C’est ce en quoi les crises naissent principalement dans les
interstices laissés volontairement ou involontairement par
l’organisation. Identifier l’apparition de ces trous pour tracer
la fragilisation devient une clé de la gestion des crises dans sa
phase la plus préventive et la plus quotidienne. Dans un système
de sécurité par exemple, on sait que les portes doivent rester
fermées pour garantir un confinement permanent en cas d’incendie.
Lorsqu’une porte reste ouverte c’est un interstice qui se crée. Si
par ailleurs les inspections des extincteurs ne sont pas à jour un
autre interstices se crée et génère un potentiel d’incendie plus
important qu’il ne le serait si ces vides étaient comblés. Parler
d’interstices ou d’accumulation de dysfonctionnements n’est pas
suffisant pour rendre compte de la notion de terrain de crise. La
question est plutôt celle de savoir pourquoi ces espaces
s’élargissent jusqu’à provoquer une crise. Ici nous touchons à ce
nous appelons l’ignorance managériale.
Le célèbre professeur américain de Harvard, Chris Argyris, a
souvent souligné à quel point nous étions compétents à demeurer
incompétent et à rendre cette incompétence indiscutable. Par cette
provocation il cherchait à montrer à quel point les dirigeants
même les plus brillants pêchaient par difficulté à apprendre et
semaient les conditions nécessaires au non-apprentissage dans leur
entreprise. A vrai dire plusieurs raisons sans liaison avec les
dirigeants peuvent expliquer cette incapacité à voir venir les
terrains de crise. En réalité l’inattention sur les interstices
n’est pas toujours liée à l’incapacité de voir venir.
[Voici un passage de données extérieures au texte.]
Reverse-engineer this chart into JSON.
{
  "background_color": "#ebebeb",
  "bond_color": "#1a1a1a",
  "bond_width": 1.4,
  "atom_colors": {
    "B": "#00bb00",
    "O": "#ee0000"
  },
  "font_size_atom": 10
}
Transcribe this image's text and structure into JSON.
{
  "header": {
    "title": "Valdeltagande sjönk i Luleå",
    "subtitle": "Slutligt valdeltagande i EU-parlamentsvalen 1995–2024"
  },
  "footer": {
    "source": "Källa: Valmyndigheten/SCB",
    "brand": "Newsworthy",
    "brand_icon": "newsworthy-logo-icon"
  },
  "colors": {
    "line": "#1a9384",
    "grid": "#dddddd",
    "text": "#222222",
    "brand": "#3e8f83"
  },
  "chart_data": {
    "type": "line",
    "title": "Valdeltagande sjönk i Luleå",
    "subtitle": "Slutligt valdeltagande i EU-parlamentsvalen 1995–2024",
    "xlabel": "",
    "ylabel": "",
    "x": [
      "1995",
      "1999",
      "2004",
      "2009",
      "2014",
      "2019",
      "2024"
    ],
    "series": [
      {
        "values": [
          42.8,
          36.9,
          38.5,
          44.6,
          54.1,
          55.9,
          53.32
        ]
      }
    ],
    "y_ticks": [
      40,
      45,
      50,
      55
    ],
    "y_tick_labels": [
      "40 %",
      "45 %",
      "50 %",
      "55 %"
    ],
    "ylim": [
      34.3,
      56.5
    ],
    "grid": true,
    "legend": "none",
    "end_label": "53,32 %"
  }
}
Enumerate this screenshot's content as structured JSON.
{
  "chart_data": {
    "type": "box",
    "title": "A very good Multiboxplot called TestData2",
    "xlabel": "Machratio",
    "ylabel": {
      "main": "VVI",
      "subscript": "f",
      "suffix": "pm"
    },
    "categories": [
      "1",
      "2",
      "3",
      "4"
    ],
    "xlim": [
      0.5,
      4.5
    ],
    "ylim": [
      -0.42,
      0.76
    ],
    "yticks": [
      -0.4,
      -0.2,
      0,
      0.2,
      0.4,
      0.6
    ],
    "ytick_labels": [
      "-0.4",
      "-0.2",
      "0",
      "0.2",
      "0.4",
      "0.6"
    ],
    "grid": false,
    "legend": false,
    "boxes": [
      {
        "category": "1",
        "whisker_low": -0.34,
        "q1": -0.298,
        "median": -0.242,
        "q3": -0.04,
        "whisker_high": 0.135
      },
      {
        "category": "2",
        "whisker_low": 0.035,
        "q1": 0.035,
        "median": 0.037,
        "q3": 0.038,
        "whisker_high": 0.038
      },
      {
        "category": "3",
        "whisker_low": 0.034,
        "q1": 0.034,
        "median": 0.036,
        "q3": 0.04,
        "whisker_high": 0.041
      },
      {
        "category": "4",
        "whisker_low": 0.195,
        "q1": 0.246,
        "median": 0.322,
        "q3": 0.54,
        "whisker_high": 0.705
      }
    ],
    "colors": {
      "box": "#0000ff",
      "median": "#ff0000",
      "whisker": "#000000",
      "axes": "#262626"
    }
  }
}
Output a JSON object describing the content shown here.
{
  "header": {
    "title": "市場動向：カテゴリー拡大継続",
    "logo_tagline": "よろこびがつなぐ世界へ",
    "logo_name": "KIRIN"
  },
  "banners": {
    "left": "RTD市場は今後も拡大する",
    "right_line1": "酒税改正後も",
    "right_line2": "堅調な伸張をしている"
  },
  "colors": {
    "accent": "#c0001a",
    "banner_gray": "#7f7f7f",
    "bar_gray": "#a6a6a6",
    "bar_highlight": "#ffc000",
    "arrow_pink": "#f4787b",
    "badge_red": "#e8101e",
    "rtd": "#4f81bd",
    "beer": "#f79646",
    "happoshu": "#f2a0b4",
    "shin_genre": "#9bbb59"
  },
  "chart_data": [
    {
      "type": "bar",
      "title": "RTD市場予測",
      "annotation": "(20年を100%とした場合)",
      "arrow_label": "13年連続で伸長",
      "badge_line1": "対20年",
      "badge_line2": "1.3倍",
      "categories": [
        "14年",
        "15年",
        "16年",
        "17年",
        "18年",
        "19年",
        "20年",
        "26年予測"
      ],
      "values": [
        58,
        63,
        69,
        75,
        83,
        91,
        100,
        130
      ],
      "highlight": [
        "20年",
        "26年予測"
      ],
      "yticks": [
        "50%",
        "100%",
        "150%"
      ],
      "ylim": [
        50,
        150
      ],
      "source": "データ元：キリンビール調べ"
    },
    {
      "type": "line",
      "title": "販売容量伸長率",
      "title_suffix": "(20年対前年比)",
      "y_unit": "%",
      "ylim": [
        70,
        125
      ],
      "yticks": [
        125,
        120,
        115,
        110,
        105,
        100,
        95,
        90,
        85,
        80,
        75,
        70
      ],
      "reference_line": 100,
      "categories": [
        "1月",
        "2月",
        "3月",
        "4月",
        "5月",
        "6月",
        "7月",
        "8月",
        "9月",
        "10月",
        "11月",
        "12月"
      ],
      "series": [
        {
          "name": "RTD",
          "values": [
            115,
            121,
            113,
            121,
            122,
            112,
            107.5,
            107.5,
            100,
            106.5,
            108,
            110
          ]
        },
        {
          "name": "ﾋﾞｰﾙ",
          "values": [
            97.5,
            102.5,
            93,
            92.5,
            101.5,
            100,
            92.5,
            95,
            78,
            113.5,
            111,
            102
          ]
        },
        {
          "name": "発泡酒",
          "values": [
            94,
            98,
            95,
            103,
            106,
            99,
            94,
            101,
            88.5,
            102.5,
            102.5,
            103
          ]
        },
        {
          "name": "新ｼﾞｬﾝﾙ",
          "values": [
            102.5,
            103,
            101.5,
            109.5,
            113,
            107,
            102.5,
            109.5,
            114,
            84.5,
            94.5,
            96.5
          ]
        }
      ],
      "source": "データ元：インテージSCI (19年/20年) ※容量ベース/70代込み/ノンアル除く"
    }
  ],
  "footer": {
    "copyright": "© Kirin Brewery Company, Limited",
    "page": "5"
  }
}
Souvent même
lorsque ces interstices sont visibles et connus, les dirigeants
persistent à faire comme s’ils n’existaient pas ou comme s’ils ne
revêtaient pas d’importance à leurs yeux.
Acclimatation et normalisation
Le phénomène d’acclimatation joue un rôle critique dans
l’installation des terrains de crise. Une porte reste ouverte
parce que l’on prend l’habitude de la voir ouverte puis d’autres
vont rester ouvertes par la force de l’habitude. La plupart du
temps ce qui rend invisible l’interstice n’est pas tant
l’interstice lui-même mais l’acclimatation progressive à cette
imperfection. Si on anticipe sa présence on trouvera alors
d’autant plus normal de la voir se reproduire. Dans leur étude sur
l’accident de la navette spatiale Challenger, Starbuck et Miliken
décrivent à quel point les équipes d’ingénieurs anticipaient
tellement la survenue des ruptures de joints lors des séances
d’essai qu’ils ne considéraient plus les ruptures de joints comme
des dangers réels. Or c’est la rupture de ces fameux joints qui
fut la cause technique principale de l’explosion de la navette en
janvier 1986. Plus les imperfections et les interstices
s’installent, plus ils deviennent courants et communs dans
l’organisation et plus on s’attend à les voir se produire. Ce qui
relève d’une anormalité au départ s’inscrit alors progressivement
dans la normalité. L’invisibilité des interstices est donc
relative et repose principalement sur le degré de tolérance qui
s’élève au fur et à mesure que les imperfections s’installent. Les
travaux de Pauchant et Mitroff sur l’incendie de Hinsdale illustre
une autre facette de ce phénomène. Un central téléphonique de la
région de Chicago brûle entièrement et laisse un vaste réseau
d’entreprises sans téléphone pendant 3 à 5 jours. A l’issue de
cette crise, un retour d’expérience animé par les auteurs est
réalisé et pointe essentiellement à quel point la dépendance des
entreprise vis-à-vis de technologies banalisées (ici le téléphone)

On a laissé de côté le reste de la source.